Why have Mommy and Daddy been sleeping for over a month?

Which one of oat or manflurry is mommy in this analogy

Jubs
Jul 11, 2006

Boy, I think it's about time I tell you the difference between a man and a woman. A woman isn't a woman unless she's pretty. And a man isn't a man unless he's ugly.

flashy_mcflash posted:

Which one of oat or manflurry is mommy in this analogy

Let's find out.

Pisscast question: which one of you is the dead mother?

I got 'em! The only way they are legally allowed to answer the question is through the podcast. That's the law!

Boogaloo Shrimp
Aug 2, 2004

Karmine posted:

His gimmick was "George W. Bush but successful in business." So kinda yeah.

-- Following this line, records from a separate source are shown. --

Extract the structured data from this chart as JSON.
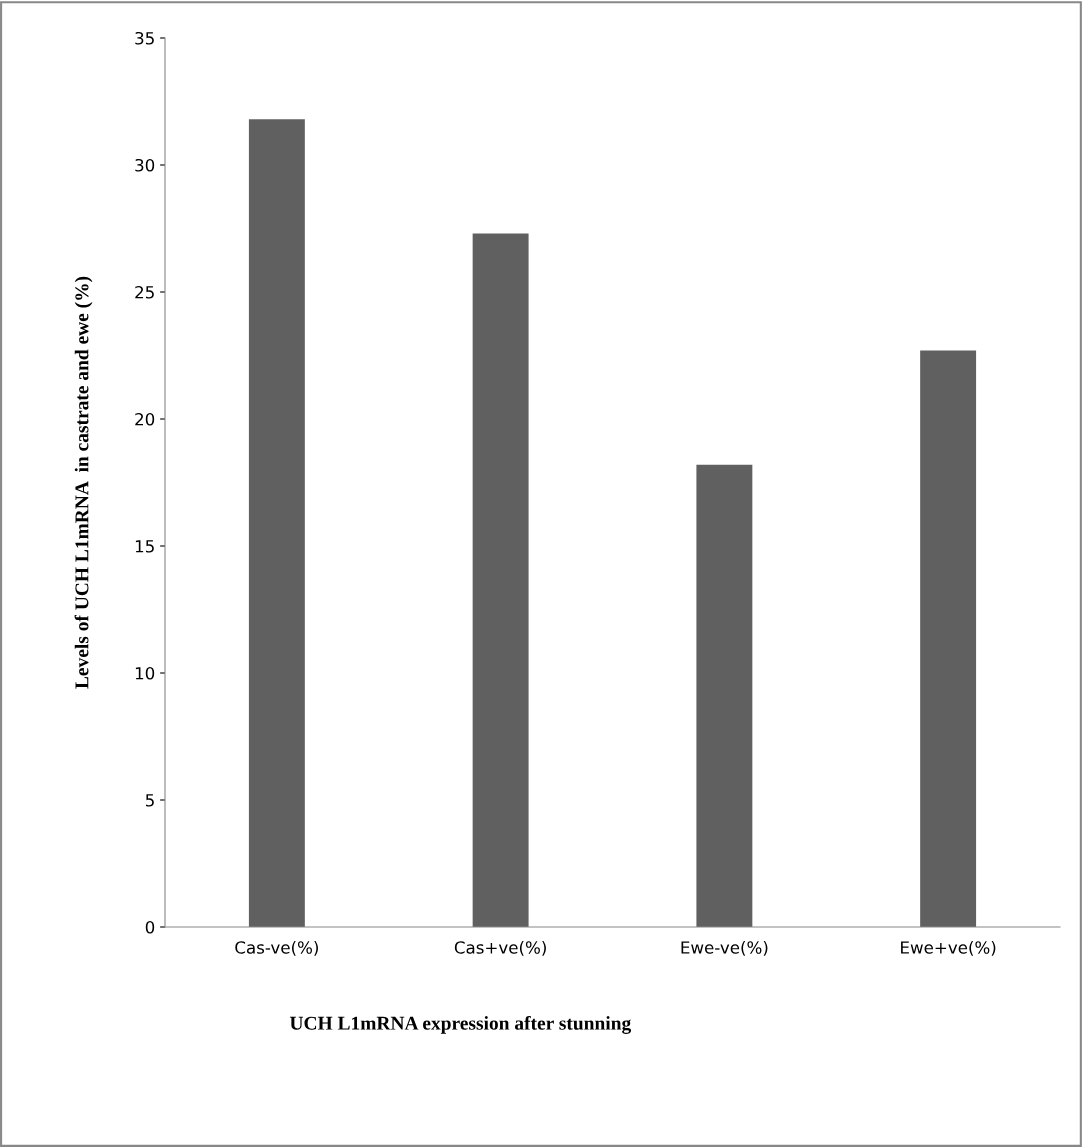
{
  "chart_data": {
    "type": "bar",
    "xlabel": "UCH L1mRNA expression after stunning",
    "ylabel": "Levels of UCH L1mRNA  in castrate and ewe (%)",
    "categories": [
      "Cas-ve(%)",
      "Cas+ve(%)",
      "Ewe-ve(%)",
      "Ewe+ve(%)"
    ],
    "values": [
      31.8,
      27.3,
      18.2,
      22.7
    ],
    "color": "#606060",
    "ylim": [
      0,
      35
    ],
    "yticks": [
      0,
      5,
      10,
      15,
      20,
      25,
      30,
      35
    ],
    "grid": false,
    "legend": false
  }
}
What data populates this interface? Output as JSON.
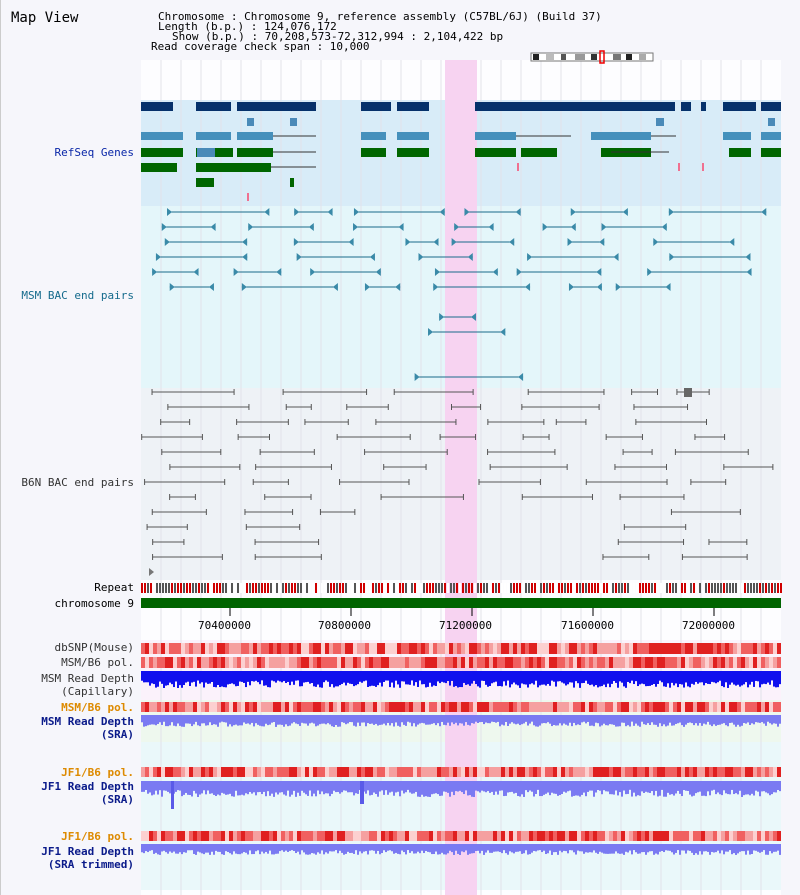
{
  "header": {
    "title": "Map View",
    "chromosome_line": "Chromosome    : Chromosome 9, reference assembly (C57BL/6J) (Build 37)",
    "length_line": "Length (b.p.) : 124,076,172",
    "show_line": "Show (b.p.) : 70,208,573-72,312,994 : 2,104,422 bp",
    "coverage_line": "Read coverage check span : 10,000"
  },
  "tracks": {
    "refseq": "RefSeq Genes",
    "msm_bac": "MSM BAC end pairs",
    "b6n_bac": "B6N BAC end pairs",
    "repeat": "Repeat",
    "chromosome": "chromosome 9",
    "dbsnp": "dbSNP(Mouse)",
    "msm_b6_pol": "MSM/B6 pol.",
    "msm_depth_cap_1": "MSM Read Depth",
    "msm_depth_cap_2": "(Capillary)",
    "msm_b6_pol_2": "MSM/B6 pol.",
    "msm_depth_sra_1": "MSM Read Depth",
    "msm_depth_sra_2": "(SRA)",
    "jf1_pol": "JF1/B6 pol.",
    "jf1_depth_sra_1": "JF1 Read Depth",
    "jf1_depth_sra_2": "(SRA)",
    "jf1_pol_2": "JF1/B6 pol.",
    "jf1_depth_trim_1": "JF1 Read Depth",
    "jf1_depth_trim_2": "(SRA trimmed)"
  },
  "axis": {
    "ticks": [
      "70400000",
      "70800000",
      "71200000",
      "71600000",
      "72000000"
    ]
  },
  "colors": {
    "refseq_bg": "#d8ecf8",
    "msm_bg": "#e4f6fa",
    "b6n_bg": "#eef2f6",
    "highlight": "#f7d3f1",
    "chromosome_bar": "#006400",
    "navy_gene": "#06316b",
    "steel_gene": "#4590bc",
    "green_gene": "#006600",
    "depth_blue": "#1010ee",
    "depth_light": "#7a7af2"
  }
}
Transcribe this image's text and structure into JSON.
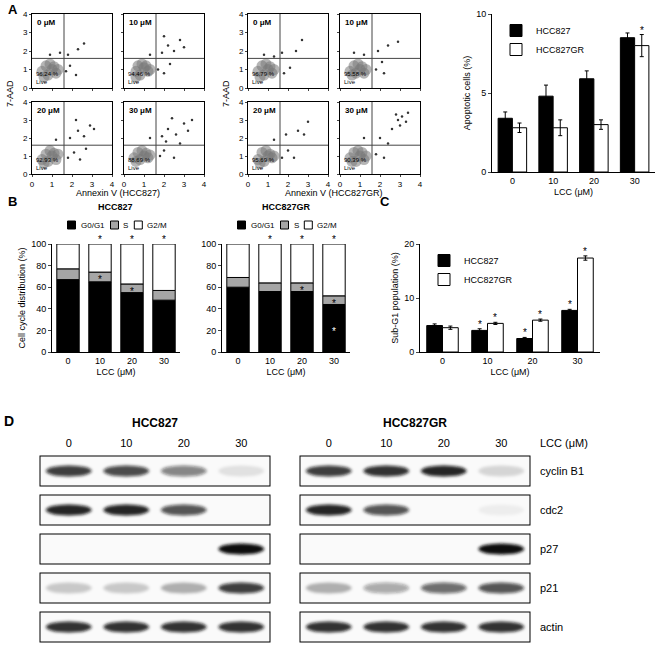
{
  "panel_letters": [
    "A",
    "B",
    "C",
    "D"
  ],
  "chart_data": [
    {
      "type": "scatter",
      "x_label": "Annexin V (HCC827)",
      "y_label": "7-AAD",
      "xlim": [
        0,
        4
      ],
      "ylim": [
        0,
        4
      ],
      "xticks": [
        0,
        1,
        2,
        3,
        4
      ],
      "yticks": [
        0,
        1,
        2,
        3,
        4
      ],
      "quadrant": [
        1.6,
        1.6
      ],
      "plots": [
        {
          "title": "0 μM",
          "live_label": "96.24 %",
          "live_text": "Live",
          "cloud": [
            [
              0.5,
              0.9
            ],
            [
              0.8,
              0.7
            ],
            [
              1.0,
              1.0
            ],
            [
              0.7,
              1.2
            ],
            [
              1.2,
              0.8
            ],
            [
              0.9,
              1.3
            ],
            [
              0.6,
              0.6
            ],
            [
              1.1,
              1.15
            ],
            [
              1.3,
              1.0
            ]
          ],
          "points": [
            [
              1.7,
              0.9
            ],
            [
              1.9,
              1.2
            ],
            [
              2.2,
              0.7
            ],
            [
              1.8,
              1.8
            ],
            [
              2.3,
              2.1
            ],
            [
              1.4,
              1.9
            ],
            [
              2.6,
              2.4
            ],
            [
              0.9,
              1.8
            ]
          ]
        },
        {
          "title": "10 μM",
          "live_label": "94.46 %",
          "live_text": "Live",
          "cloud": [
            [
              0.6,
              0.9
            ],
            [
              0.8,
              0.7
            ],
            [
              1.0,
              1.1
            ],
            [
              0.7,
              1.2
            ],
            [
              1.2,
              0.9
            ],
            [
              0.9,
              1.3
            ],
            [
              0.6,
              0.6
            ],
            [
              1.1,
              1.2
            ],
            [
              1.3,
              1.0
            ]
          ],
          "points": [
            [
              1.7,
              1.0
            ],
            [
              2.0,
              0.8
            ],
            [
              2.3,
              1.3
            ],
            [
              1.9,
              1.9
            ],
            [
              2.2,
              2.3
            ],
            [
              2.5,
              2.0
            ],
            [
              2.8,
              2.6
            ],
            [
              1.3,
              1.8
            ],
            [
              2.0,
              2.8
            ],
            [
              3.0,
              2.2
            ]
          ]
        },
        {
          "title": "20 μM",
          "live_label": "92.93 %",
          "live_text": "Live",
          "cloud": [
            [
              0.5,
              0.8
            ],
            [
              0.8,
              0.7
            ],
            [
              1.0,
              1.0
            ],
            [
              0.7,
              1.1
            ],
            [
              1.2,
              0.8
            ],
            [
              0.9,
              1.3
            ],
            [
              0.6,
              0.6
            ],
            [
              1.1,
              1.15
            ],
            [
              1.3,
              1.1
            ]
          ],
          "points": [
            [
              1.8,
              0.9
            ],
            [
              2.1,
              1.2
            ],
            [
              2.4,
              0.8
            ],
            [
              1.9,
              2.0
            ],
            [
              2.3,
              2.4
            ],
            [
              2.6,
              2.1
            ],
            [
              2.9,
              2.7
            ],
            [
              1.2,
              1.9
            ],
            [
              2.2,
              3.0
            ],
            [
              3.1,
              2.5
            ],
            [
              2.7,
              1.4
            ]
          ]
        },
        {
          "title": "30 μM",
          "live_label": "88.69 %",
          "live_text": "Live",
          "cloud": [
            [
              0.5,
              0.9
            ],
            [
              0.8,
              0.8
            ],
            [
              1.0,
              1.0
            ],
            [
              0.7,
              1.2
            ],
            [
              1.2,
              0.9
            ],
            [
              0.9,
              1.3
            ],
            [
              0.6,
              0.7
            ],
            [
              1.1,
              1.15
            ],
            [
              1.3,
              1.05
            ]
          ],
          "points": [
            [
              1.8,
              1.0
            ],
            [
              2.0,
              1.3
            ],
            [
              2.5,
              0.9
            ],
            [
              1.9,
              2.1
            ],
            [
              2.2,
              2.5
            ],
            [
              2.6,
              2.2
            ],
            [
              3.0,
              2.8
            ],
            [
              2.4,
              3.1
            ],
            [
              3.2,
              2.4
            ],
            [
              2.8,
              1.7
            ],
            [
              1.3,
              2.0
            ],
            [
              2.1,
              1.8
            ],
            [
              3.4,
              3.0
            ]
          ]
        }
      ]
    },
    {
      "type": "scatter",
      "x_label": "Annexin V (HCC827GR)",
      "y_label": "7-AAD",
      "xlim": [
        0,
        4
      ],
      "ylim": [
        0,
        4
      ],
      "xticks": [
        0,
        1,
        2,
        3,
        4
      ],
      "yticks": [
        0,
        1,
        2,
        3,
        4
      ],
      "quadrant": [
        1.6,
        1.6
      ],
      "plots": [
        {
          "title": "0 μM",
          "live_label": "96.79 %",
          "live_text": "Live",
          "cloud": [
            [
              0.5,
              0.9
            ],
            [
              0.8,
              0.7
            ],
            [
              1.0,
              1.0
            ],
            [
              0.7,
              1.2
            ],
            [
              1.2,
              0.8
            ],
            [
              0.9,
              1.3
            ],
            [
              0.6,
              0.6
            ],
            [
              1.1,
              1.15
            ],
            [
              1.3,
              1.0
            ]
          ],
          "points": [
            [
              1.8,
              0.8
            ],
            [
              2.1,
              1.1
            ],
            [
              1.7,
              1.9
            ],
            [
              2.4,
              2.0
            ],
            [
              1.3,
              1.7
            ],
            [
              2.7,
              2.6
            ],
            [
              0.8,
              1.8
            ]
          ]
        },
        {
          "title": "10 μM",
          "live_label": "95.58 %",
          "live_text": "Live",
          "cloud": [
            [
              0.5,
              0.9
            ],
            [
              0.8,
              0.8
            ],
            [
              1.0,
              1.0
            ],
            [
              0.7,
              1.2
            ],
            [
              1.2,
              0.8
            ],
            [
              0.9,
              1.3
            ],
            [
              0.6,
              0.7
            ],
            [
              1.1,
              1.15
            ],
            [
              1.3,
              1.0
            ]
          ],
          "points": [
            [
              1.8,
              1.0
            ],
            [
              2.2,
              0.8
            ],
            [
              1.9,
              2.0
            ],
            [
              2.4,
              2.3
            ],
            [
              1.2,
              1.8
            ],
            [
              2.9,
              2.5
            ],
            [
              2.1,
              1.4
            ],
            [
              0.7,
              1.9
            ]
          ]
        },
        {
          "title": "20 μM",
          "live_label": "95.69 %",
          "live_text": "Live",
          "cloud": [
            [
              0.5,
              0.8
            ],
            [
              0.8,
              0.7
            ],
            [
              1.0,
              1.0
            ],
            [
              0.7,
              1.2
            ],
            [
              1.2,
              0.9
            ],
            [
              0.9,
              1.3
            ],
            [
              0.6,
              0.6
            ],
            [
              1.1,
              1.1
            ],
            [
              1.3,
              1.0
            ]
          ],
          "points": [
            [
              1.7,
              0.9
            ],
            [
              2.0,
              1.3
            ],
            [
              2.3,
              0.9
            ],
            [
              1.9,
              2.2
            ],
            [
              2.5,
              2.4
            ],
            [
              1.3,
              1.9
            ],
            [
              2.8,
              2.2
            ],
            [
              3.0,
              2.9
            ]
          ]
        },
        {
          "title": "30 μM",
          "live_label": "90.39 %",
          "live_text": "Live",
          "cloud": [
            [
              0.5,
              0.9
            ],
            [
              0.8,
              0.7
            ],
            [
              1.0,
              1.0
            ],
            [
              0.7,
              1.2
            ],
            [
              1.2,
              0.8
            ],
            [
              0.9,
              1.3
            ],
            [
              0.6,
              0.7
            ],
            [
              1.1,
              1.2
            ],
            [
              1.3,
              1.0
            ]
          ],
          "points": [
            [
              1.8,
              1.1
            ],
            [
              2.2,
              0.9
            ],
            [
              2.0,
              2.0
            ],
            [
              2.6,
              2.5
            ],
            [
              2.9,
              3.0
            ],
            [
              3.1,
              3.2
            ],
            [
              3.3,
              2.9
            ],
            [
              2.8,
              3.3
            ],
            [
              3.0,
              2.7
            ],
            [
              2.4,
              1.7
            ],
            [
              1.2,
              2.0
            ],
            [
              3.4,
              3.4
            ]
          ]
        }
      ]
    },
    {
      "type": "bar",
      "x_label": "LCC (μM)",
      "y_label": "Apoptotic cells (%)",
      "categories": [
        "0",
        "10",
        "20",
        "30"
      ],
      "ylim": [
        0,
        10
      ],
      "yticks": [
        0,
        5,
        10
      ],
      "legend": "top-left",
      "series": [
        {
          "name": "HCC827",
          "color": "#000000",
          "values": [
            3.4,
            4.8,
            5.9,
            8.5
          ],
          "errors": [
            0.4,
            0.7,
            0.5,
            0.3
          ]
        },
        {
          "name": "HCC827GR",
          "color": "#ffffff",
          "values": [
            2.8,
            2.8,
            3.0,
            8.0
          ],
          "errors": [
            0.3,
            0.5,
            0.3,
            0.7
          ]
        }
      ],
      "annotations": [
        {
          "category": "30",
          "series": "HCC827GR",
          "text": "*"
        }
      ]
    },
    {
      "type": "bar",
      "stacked": true,
      "title": "HCC827",
      "x_label": "LCC (μM)",
      "y_label": "Cell cycle distribution (%)",
      "categories": [
        "0",
        "10",
        "20",
        "30"
      ],
      "ylim": [
        0,
        100
      ],
      "yticks": [
        0,
        20,
        40,
        60,
        80,
        100
      ],
      "legend": "top",
      "series": [
        {
          "name": "G0/G1",
          "color": "#000000",
          "values": [
            67,
            65,
            55,
            48
          ]
        },
        {
          "name": "S",
          "color": "#a6a6a6",
          "values": [
            10,
            9,
            8,
            9
          ]
        },
        {
          "name": "G2/M",
          "color": "#ffffff",
          "values": [
            23,
            26,
            37,
            43
          ]
        }
      ],
      "annotations": [
        {
          "category": "10",
          "text": "*"
        },
        {
          "category": "20",
          "text": "*"
        },
        {
          "category": "30",
          "text": "*"
        },
        {
          "category": "10",
          "series": "S",
          "text": "*"
        },
        {
          "category": "20",
          "series": "S",
          "text": "*"
        }
      ]
    },
    {
      "type": "bar",
      "stacked": true,
      "title": "HCC827GR",
      "x_label": "LCC (μM)",
      "categories": [
        "0",
        "10",
        "20",
        "30"
      ],
      "ylim": [
        0,
        100
      ],
      "yticks": [
        0,
        20,
        40,
        60,
        80,
        100
      ],
      "legend": "top",
      "series": [
        {
          "name": "G0/G1",
          "color": "#000000",
          "values": [
            60,
            56,
            56,
            44
          ]
        },
        {
          "name": "S",
          "color": "#a6a6a6",
          "values": [
            9,
            8,
            8,
            8
          ]
        },
        {
          "name": "G2/M",
          "color": "#ffffff",
          "values": [
            31,
            36,
            36,
            48
          ]
        }
      ],
      "annotations": [
        {
          "category": "10",
          "text": "*"
        },
        {
          "category": "20",
          "text": "*"
        },
        {
          "category": "30",
          "text": "*"
        },
        {
          "category": "20",
          "series": "S",
          "text": "*"
        },
        {
          "category": "30",
          "series": "S",
          "text": "*"
        },
        {
          "category": "30",
          "series": "G0/G1",
          "text": "*"
        }
      ]
    },
    {
      "type": "bar",
      "x_label": "LCC (μM)",
      "y_label": "Sub-G1 population (%)",
      "categories": [
        "0",
        "10",
        "20",
        "30"
      ],
      "ylim": [
        0,
        20
      ],
      "yticks": [
        0,
        10,
        20
      ],
      "legend": "top-left",
      "series": [
        {
          "name": "HCC827",
          "color": "#000000",
          "values": [
            4.9,
            4.0,
            2.5,
            7.7
          ],
          "errors": [
            0.3,
            0.3,
            0.2,
            0.2
          ]
        },
        {
          "name": "HCC827GR",
          "color": "#ffffff",
          "values": [
            4.5,
            5.3,
            5.9,
            17.4
          ],
          "errors": [
            0.3,
            0.2,
            0.2,
            0.4
          ]
        }
      ],
      "annotations": [
        {
          "category": "10",
          "series": "HCC827",
          "text": "*"
        },
        {
          "category": "20",
          "series": "HCC827",
          "text": "*"
        },
        {
          "category": "30",
          "series": "HCC827",
          "text": "*"
        },
        {
          "category": "10",
          "series": "HCC827GR",
          "text": "*"
        },
        {
          "category": "20",
          "series": "HCC827GR",
          "text": "*"
        },
        {
          "category": "30",
          "series": "HCC827GR",
          "text": "*"
        }
      ]
    }
  ],
  "blot": {
    "groups": [
      "HCC827",
      "HCC827GR"
    ],
    "lanes": [
      "0",
      "10",
      "20",
      "30"
    ],
    "lane_title": "LCC (μM)",
    "rows": [
      {
        "label": "cyclin B1",
        "bands": [
          [
            0.8,
            0.75,
            0.5,
            0.1
          ],
          [
            0.8,
            0.85,
            0.9,
            0.15
          ]
        ]
      },
      {
        "label": "cdc2",
        "bands": [
          [
            0.9,
            0.9,
            0.7,
            0
          ],
          [
            0.9,
            0.7,
            0,
            0.05
          ]
        ]
      },
      {
        "label": "p27",
        "bands": [
          [
            0,
            0,
            0,
            1
          ],
          [
            0,
            0,
            0,
            1
          ]
        ]
      },
      {
        "label": "p21",
        "bands": [
          [
            0.2,
            0.2,
            0.3,
            0.8
          ],
          [
            0.3,
            0.35,
            0.6,
            0.7
          ]
        ]
      },
      {
        "label": "actin",
        "bands": [
          [
            0.85,
            0.85,
            0.85,
            0.85
          ],
          [
            0.85,
            0.85,
            0.85,
            0.85
          ]
        ]
      }
    ]
  }
}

I thought JBL was "J.R. Ewing but wrestling instead of oil"

Jerusalem
May 20, 2004

Would you be my new best friends?

Bryan: And on WWE.com right now there's a picture of Homicide.
Sempervive: It's New Jack.
Bryan: Sorry, New Jack.
Sempervive: Jesus Christ....

Tr33
May 26, 2007

Love is a tiny lion holding a donut!

Jerusalem posted:

Bryan: And on WWE.com right now there's a picture of Homicide.
Sempervive: It's New Jack.
Bryan: Sorry, New Jack.
Sempervive: Jesus Christ....

enough Bryan's latent racism, let's not gloss over the fact Bryan said there's gonna be a Jim podcast!

This better not be a fuckin' work Bryan...

Adbot
ADBOT LOVES YOU

Karmine
Oct 23, 2003

If you tremble with indignation at every injustice, then you are a comrade of mine.

Jubs posted:

Pisscast question: which one of you is the dead mother?

Please don't make us explain the concept of Queen Blappidy. It's a long and sordid tale.